Podczas konferencji prezes Orlenu podkreślił, że na Morzu Bałtyckim stawiane są kolejne turbiny, z których już w przyszłym roku do polskich domów i przemysłu popłynie czysta energia elektryczna. Dodał również, że jest to jedna z wielu inwestycji realizowanych przez Orlen w ramach największego programu modernizacji polskiej energetyki wartego nawet 380 mld zł.
Sygnał GPS dalej zakłócany przez Rosjan
Szef rządu zwrócił uwagę na problem celowego zakłócania sygnału GPS na Bałtyku, co wielokrotnie było zgłaszane przez polskich, szwedzkich i litewskich pilotów oraz marynarzy. Najprawdopodobniej działania te pochodzą z okolic Kaliningradu i mają poważne konsekwencje dla bezpieczeństwa żeglugi oraz realizacji inwestycji. Dlatego Polska koordynuje działania państw bałtyckich na rzecz bezpieczeństwa na morzu i zwołam w tej sprawie szczyt Rady Państw Bałtyckich” – zapowiedział.

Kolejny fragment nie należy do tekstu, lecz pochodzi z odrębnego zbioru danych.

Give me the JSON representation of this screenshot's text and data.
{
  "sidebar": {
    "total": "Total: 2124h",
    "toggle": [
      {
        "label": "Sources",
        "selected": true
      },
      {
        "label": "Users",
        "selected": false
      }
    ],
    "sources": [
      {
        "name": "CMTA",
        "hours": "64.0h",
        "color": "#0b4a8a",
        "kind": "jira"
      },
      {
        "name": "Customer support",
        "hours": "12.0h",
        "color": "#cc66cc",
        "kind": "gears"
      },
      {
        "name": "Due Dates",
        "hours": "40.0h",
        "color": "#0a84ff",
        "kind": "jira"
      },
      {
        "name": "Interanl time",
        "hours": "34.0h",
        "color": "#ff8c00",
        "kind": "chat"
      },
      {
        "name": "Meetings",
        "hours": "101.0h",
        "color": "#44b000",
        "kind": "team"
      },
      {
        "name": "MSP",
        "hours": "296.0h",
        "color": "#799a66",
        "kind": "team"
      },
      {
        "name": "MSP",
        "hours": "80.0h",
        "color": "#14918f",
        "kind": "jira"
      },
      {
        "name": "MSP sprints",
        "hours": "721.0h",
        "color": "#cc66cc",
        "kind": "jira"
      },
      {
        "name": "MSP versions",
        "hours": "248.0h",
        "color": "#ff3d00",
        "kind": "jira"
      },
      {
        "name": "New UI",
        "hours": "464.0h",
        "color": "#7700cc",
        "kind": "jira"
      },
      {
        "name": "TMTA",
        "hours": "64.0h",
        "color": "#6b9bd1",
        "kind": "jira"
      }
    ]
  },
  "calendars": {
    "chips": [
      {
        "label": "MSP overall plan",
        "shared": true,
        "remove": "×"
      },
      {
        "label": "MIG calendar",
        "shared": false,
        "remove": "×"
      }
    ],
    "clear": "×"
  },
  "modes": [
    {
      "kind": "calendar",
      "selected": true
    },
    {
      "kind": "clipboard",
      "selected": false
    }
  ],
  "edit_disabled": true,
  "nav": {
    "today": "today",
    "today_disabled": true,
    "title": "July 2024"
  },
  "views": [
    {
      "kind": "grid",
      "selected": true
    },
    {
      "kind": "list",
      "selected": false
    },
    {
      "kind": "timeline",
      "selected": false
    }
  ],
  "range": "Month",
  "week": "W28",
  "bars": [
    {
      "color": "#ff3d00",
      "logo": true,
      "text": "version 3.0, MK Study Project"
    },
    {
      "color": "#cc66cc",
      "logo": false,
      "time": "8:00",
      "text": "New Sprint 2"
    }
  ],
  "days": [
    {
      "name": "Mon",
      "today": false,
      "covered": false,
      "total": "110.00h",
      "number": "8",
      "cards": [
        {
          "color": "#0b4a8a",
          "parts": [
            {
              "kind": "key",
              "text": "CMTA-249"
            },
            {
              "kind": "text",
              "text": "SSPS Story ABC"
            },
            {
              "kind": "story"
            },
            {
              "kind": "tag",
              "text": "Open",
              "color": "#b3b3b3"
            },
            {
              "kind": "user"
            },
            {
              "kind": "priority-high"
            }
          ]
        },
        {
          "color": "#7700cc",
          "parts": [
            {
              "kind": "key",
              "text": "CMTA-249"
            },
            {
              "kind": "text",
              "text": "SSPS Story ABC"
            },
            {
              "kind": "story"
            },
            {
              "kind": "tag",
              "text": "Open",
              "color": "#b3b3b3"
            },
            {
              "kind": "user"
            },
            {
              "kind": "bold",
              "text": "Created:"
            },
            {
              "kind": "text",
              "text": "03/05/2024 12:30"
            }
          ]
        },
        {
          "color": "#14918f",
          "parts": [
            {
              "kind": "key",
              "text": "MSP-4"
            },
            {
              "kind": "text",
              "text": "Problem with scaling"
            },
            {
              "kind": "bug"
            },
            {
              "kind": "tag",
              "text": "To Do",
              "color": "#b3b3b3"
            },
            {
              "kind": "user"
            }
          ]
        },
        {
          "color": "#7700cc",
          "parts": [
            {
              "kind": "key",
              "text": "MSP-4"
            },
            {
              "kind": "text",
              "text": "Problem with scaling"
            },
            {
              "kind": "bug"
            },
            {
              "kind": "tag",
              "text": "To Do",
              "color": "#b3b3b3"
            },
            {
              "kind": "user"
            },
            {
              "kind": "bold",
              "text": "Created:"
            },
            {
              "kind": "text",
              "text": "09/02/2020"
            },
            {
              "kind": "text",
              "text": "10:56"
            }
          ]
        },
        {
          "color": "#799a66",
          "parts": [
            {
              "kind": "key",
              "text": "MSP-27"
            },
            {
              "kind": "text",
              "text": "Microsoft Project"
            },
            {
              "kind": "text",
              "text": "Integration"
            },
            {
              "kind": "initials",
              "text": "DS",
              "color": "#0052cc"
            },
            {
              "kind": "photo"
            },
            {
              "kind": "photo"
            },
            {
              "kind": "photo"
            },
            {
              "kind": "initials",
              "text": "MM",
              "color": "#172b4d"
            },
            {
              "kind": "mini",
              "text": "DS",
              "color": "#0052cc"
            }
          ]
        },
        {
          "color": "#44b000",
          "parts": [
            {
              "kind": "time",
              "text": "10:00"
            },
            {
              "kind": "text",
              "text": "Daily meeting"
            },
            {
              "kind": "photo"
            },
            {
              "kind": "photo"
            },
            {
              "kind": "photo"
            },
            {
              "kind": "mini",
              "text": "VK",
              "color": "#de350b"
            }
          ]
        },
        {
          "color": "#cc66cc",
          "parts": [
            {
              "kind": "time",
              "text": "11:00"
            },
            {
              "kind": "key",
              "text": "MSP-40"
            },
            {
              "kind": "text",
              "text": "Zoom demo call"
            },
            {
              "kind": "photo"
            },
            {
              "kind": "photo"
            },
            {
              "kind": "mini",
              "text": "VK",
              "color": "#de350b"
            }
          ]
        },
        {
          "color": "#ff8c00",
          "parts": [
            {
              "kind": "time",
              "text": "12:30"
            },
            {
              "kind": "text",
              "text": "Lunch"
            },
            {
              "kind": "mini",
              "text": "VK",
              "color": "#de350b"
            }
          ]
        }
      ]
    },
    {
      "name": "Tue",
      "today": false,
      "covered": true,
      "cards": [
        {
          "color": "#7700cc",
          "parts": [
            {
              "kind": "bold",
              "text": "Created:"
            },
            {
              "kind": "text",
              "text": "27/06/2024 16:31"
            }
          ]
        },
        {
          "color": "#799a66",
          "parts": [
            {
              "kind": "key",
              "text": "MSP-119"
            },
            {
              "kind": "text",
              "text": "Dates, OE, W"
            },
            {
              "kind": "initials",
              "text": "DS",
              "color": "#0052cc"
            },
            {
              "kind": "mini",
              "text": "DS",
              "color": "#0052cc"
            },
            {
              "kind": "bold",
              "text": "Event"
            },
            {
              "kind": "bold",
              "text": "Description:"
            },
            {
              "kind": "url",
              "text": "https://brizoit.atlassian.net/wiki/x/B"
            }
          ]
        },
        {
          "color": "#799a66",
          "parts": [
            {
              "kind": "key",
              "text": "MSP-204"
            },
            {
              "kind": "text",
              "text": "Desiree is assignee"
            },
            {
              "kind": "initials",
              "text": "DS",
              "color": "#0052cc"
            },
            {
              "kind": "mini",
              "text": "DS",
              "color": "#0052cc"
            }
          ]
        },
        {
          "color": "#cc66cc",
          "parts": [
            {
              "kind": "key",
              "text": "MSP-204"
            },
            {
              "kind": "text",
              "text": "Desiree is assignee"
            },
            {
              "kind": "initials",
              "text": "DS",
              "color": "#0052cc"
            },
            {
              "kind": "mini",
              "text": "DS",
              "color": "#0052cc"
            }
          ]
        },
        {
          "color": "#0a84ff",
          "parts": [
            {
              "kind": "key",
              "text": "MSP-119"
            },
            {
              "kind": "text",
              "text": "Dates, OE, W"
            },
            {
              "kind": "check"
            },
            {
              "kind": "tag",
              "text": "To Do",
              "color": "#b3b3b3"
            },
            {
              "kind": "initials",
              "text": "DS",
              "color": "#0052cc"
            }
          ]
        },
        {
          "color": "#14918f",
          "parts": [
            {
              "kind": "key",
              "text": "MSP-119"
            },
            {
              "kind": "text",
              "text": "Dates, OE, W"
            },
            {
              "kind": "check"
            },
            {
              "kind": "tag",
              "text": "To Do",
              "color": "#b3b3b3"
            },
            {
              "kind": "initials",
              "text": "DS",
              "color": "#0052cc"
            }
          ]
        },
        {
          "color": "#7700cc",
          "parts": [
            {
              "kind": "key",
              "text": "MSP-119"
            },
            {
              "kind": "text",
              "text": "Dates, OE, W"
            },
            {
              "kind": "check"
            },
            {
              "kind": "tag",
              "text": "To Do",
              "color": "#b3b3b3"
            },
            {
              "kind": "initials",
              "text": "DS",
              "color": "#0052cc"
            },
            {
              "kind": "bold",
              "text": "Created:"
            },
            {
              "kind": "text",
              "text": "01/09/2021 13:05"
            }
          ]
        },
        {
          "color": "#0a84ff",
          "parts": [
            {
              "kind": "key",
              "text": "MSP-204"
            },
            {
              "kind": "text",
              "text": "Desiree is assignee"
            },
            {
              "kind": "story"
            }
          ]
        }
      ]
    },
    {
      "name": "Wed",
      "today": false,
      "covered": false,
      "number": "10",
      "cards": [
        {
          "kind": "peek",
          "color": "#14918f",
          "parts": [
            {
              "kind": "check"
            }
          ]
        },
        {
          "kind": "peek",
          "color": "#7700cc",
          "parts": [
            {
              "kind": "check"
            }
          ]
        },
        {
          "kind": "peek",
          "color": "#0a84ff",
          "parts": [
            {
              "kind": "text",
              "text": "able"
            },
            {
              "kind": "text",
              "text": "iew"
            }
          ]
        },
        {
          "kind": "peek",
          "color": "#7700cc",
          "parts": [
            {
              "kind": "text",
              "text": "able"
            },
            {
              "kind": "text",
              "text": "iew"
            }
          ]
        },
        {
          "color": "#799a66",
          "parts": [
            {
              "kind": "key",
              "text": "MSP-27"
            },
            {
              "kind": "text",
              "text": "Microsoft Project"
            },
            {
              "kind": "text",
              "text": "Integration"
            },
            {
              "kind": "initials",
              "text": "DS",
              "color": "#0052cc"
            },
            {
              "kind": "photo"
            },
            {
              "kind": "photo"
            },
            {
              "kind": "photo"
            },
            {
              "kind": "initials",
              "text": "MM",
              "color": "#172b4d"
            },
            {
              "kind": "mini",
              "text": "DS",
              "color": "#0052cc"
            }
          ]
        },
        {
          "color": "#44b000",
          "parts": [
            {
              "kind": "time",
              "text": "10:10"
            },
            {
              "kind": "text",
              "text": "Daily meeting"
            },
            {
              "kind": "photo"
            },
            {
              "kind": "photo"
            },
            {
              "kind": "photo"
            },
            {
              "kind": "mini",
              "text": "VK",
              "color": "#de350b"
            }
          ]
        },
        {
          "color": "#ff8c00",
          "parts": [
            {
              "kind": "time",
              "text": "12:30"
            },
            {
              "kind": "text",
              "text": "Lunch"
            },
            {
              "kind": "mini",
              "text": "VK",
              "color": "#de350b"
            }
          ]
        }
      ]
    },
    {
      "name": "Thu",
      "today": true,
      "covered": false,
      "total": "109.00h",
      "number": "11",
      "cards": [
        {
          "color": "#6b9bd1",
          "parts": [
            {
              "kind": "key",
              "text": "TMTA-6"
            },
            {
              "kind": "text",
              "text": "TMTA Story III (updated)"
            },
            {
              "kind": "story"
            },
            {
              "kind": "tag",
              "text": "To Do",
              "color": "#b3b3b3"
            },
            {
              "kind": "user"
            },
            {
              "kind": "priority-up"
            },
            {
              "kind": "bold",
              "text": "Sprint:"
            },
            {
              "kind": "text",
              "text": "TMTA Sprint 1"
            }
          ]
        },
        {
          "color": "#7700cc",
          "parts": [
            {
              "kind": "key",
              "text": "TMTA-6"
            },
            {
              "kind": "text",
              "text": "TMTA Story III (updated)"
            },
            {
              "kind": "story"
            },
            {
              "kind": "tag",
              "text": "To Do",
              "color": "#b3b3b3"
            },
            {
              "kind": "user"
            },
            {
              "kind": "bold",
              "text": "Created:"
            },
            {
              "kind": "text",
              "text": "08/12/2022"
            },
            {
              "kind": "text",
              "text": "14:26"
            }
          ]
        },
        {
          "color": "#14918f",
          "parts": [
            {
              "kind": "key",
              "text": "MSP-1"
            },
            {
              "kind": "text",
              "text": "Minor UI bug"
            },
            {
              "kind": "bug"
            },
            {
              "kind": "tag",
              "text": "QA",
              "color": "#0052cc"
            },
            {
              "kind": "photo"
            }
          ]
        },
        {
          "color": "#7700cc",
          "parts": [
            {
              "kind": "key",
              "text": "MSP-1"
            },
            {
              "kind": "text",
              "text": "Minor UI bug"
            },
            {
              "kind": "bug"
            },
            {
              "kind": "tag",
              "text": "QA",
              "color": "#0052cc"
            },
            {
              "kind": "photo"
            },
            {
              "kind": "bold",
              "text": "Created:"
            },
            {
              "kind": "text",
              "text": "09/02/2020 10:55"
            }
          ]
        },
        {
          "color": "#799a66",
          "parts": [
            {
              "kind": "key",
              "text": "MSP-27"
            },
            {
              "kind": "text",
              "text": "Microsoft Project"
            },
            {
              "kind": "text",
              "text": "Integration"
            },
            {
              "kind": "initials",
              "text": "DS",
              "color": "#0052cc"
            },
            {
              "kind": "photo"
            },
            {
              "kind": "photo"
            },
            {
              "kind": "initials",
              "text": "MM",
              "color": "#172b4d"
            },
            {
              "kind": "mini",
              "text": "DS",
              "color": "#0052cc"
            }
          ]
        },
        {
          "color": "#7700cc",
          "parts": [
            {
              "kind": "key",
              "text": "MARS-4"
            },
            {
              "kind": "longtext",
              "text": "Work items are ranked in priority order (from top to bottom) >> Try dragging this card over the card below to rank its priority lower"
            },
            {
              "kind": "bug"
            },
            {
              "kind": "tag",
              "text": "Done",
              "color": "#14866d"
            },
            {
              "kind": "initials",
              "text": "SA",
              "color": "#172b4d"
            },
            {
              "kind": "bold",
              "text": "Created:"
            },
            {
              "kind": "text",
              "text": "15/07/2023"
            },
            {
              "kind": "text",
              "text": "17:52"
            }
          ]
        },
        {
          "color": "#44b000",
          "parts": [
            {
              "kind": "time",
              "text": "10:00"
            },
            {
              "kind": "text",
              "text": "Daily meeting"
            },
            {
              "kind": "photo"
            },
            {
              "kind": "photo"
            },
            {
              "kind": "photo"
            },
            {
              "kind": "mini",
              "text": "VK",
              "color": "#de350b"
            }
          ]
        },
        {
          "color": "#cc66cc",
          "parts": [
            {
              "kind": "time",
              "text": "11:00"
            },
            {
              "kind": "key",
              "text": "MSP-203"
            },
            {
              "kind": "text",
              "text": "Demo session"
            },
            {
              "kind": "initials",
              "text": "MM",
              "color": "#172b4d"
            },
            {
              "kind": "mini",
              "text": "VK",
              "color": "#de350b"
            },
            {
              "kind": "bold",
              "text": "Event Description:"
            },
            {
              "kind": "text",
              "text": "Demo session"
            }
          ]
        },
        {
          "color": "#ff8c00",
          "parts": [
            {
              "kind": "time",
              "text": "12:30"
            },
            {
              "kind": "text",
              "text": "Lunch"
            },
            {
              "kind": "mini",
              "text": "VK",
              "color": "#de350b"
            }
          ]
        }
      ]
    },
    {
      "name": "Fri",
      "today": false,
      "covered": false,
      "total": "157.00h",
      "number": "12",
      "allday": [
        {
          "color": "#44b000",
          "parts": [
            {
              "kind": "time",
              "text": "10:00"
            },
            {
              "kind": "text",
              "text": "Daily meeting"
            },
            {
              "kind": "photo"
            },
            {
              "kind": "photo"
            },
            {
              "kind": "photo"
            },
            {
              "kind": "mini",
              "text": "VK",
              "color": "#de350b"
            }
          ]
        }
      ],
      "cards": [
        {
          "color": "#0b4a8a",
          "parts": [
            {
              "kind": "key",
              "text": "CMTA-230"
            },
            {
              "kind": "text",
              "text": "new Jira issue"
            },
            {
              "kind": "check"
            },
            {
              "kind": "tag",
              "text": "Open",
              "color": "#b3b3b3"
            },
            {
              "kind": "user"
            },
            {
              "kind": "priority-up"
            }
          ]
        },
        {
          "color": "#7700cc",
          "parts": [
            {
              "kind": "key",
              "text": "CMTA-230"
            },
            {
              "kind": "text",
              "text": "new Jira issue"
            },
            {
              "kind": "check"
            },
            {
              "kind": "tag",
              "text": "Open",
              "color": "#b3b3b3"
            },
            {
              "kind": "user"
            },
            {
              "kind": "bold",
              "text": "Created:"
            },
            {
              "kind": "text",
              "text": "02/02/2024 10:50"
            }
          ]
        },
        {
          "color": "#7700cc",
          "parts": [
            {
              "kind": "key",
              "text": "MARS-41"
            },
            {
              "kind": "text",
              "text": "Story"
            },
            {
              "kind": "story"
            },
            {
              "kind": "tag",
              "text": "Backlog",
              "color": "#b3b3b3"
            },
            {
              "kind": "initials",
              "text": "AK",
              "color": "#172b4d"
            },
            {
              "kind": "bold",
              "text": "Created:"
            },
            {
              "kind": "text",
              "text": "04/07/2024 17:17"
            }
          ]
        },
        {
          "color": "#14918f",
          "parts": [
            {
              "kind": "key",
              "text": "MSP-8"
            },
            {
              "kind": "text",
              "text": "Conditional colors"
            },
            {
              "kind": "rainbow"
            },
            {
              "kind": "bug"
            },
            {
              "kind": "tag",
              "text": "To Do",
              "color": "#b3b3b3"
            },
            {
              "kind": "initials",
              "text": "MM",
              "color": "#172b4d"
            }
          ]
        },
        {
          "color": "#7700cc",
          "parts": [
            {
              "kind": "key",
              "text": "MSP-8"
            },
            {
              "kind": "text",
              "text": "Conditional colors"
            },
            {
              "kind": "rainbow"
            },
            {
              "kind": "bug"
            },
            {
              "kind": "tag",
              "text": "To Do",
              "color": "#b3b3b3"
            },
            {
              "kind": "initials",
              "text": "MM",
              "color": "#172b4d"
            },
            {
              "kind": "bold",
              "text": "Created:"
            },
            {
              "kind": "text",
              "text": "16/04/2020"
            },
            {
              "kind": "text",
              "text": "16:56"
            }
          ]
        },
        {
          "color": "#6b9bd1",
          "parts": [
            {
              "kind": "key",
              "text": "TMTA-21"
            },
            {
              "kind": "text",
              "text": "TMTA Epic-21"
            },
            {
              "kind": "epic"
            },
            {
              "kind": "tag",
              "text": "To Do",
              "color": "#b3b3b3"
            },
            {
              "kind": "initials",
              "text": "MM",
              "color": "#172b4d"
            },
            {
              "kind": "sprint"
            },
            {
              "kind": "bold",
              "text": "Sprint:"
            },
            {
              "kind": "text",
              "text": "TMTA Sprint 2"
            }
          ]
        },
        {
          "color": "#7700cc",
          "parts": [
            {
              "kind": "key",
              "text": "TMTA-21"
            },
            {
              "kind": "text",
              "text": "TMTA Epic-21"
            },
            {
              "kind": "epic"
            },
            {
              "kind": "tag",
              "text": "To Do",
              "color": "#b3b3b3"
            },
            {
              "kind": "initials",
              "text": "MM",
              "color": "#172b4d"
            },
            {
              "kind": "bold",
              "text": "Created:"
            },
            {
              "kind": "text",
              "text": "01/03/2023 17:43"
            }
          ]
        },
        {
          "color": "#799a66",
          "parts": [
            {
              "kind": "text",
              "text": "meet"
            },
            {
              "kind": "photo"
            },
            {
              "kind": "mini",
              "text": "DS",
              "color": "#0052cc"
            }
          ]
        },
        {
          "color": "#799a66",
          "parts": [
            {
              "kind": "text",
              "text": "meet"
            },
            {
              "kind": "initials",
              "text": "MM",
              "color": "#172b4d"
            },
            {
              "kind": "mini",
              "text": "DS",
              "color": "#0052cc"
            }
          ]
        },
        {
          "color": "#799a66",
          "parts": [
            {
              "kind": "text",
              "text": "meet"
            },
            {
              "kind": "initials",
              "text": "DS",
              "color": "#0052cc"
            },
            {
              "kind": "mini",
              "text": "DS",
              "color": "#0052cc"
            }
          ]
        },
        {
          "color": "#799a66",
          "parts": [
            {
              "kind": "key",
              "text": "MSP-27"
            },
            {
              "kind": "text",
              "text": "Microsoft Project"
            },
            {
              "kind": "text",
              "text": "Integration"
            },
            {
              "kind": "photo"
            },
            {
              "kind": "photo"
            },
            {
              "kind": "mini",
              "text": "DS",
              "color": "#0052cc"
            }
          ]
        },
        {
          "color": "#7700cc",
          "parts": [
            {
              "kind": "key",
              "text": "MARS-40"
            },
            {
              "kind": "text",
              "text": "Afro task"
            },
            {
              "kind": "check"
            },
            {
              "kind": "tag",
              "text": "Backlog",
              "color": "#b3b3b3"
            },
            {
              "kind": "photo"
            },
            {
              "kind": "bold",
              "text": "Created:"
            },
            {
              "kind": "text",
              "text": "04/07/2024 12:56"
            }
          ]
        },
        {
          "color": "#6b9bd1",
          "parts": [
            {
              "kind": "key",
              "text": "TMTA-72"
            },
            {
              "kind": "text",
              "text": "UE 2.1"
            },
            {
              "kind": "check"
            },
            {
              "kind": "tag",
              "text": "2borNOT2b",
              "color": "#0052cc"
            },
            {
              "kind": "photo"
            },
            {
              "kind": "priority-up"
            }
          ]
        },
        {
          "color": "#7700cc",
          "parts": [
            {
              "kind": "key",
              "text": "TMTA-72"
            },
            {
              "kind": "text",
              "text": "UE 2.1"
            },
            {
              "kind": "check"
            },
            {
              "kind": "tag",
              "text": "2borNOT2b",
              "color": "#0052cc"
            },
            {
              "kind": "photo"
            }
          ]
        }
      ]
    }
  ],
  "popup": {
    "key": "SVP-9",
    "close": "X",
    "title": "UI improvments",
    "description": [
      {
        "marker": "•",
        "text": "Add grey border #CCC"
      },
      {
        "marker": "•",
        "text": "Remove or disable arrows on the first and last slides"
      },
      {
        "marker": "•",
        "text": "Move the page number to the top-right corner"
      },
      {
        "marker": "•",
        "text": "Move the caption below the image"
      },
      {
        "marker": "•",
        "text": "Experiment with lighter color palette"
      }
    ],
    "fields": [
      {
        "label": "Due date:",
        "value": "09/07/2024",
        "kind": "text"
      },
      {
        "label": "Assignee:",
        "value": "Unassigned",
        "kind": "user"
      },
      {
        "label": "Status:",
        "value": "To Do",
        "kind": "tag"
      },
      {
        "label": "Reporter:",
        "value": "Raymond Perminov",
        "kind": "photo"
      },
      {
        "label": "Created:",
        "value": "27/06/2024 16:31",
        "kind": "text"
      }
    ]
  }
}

Odnosząc się do atomu premier zaznaczył, że wkrótce rząd przedstawi informacje o postępach w budowie pierwszej polskiej elektrowni jądrowej powstającej w Choczewie na Pomorzu.
Podczas konferencji prasowej Tusk odniósł się także do odmowy ekstradycji przez Zjednoczone Emiraty Arabskie Samera A., podejrzanego o wyrządzenie szkód spółkom zależnym Orlenu. To nie jest pierwszy przypadek, kiedy osoby ścigane traktują Emiraty jako bezpieczną przystań. My jednak nie odpuścimy. Mówimy o miliardowych nadużyciach, gigantycznych środkach publicznych, które przepadły. Polska ma rację, ścigając tego człowieka, i będziemy dochodzić swoich praw wszystkimi możliwymi sposobami” – podkreślił.
Czytaj też
Premier poinformował również, że rozmawiał z prezydentem Ukrainy Wołodymyrem Zełenskim o możliwym „zamrożeniu” konfliktu z Rosją. Nie chcę powiedzieć, że to koniec wojny, ale pewne sygnały i moja intuicja mówią, że jesteśmy bliżej takiego etapu niż dalej. Stronie ukraińskiej bardzo zależy, by Polska i Europa uczestniczyły w projektowaniu przyszłego zawieszenia broni i pokoju” – mówił Tusk. Jak zaznaczył, stabilizacja w regionie oznacza nie tylko większe bezpieczeństwo obywateli, ale także lepsze warunki dla inwestycji.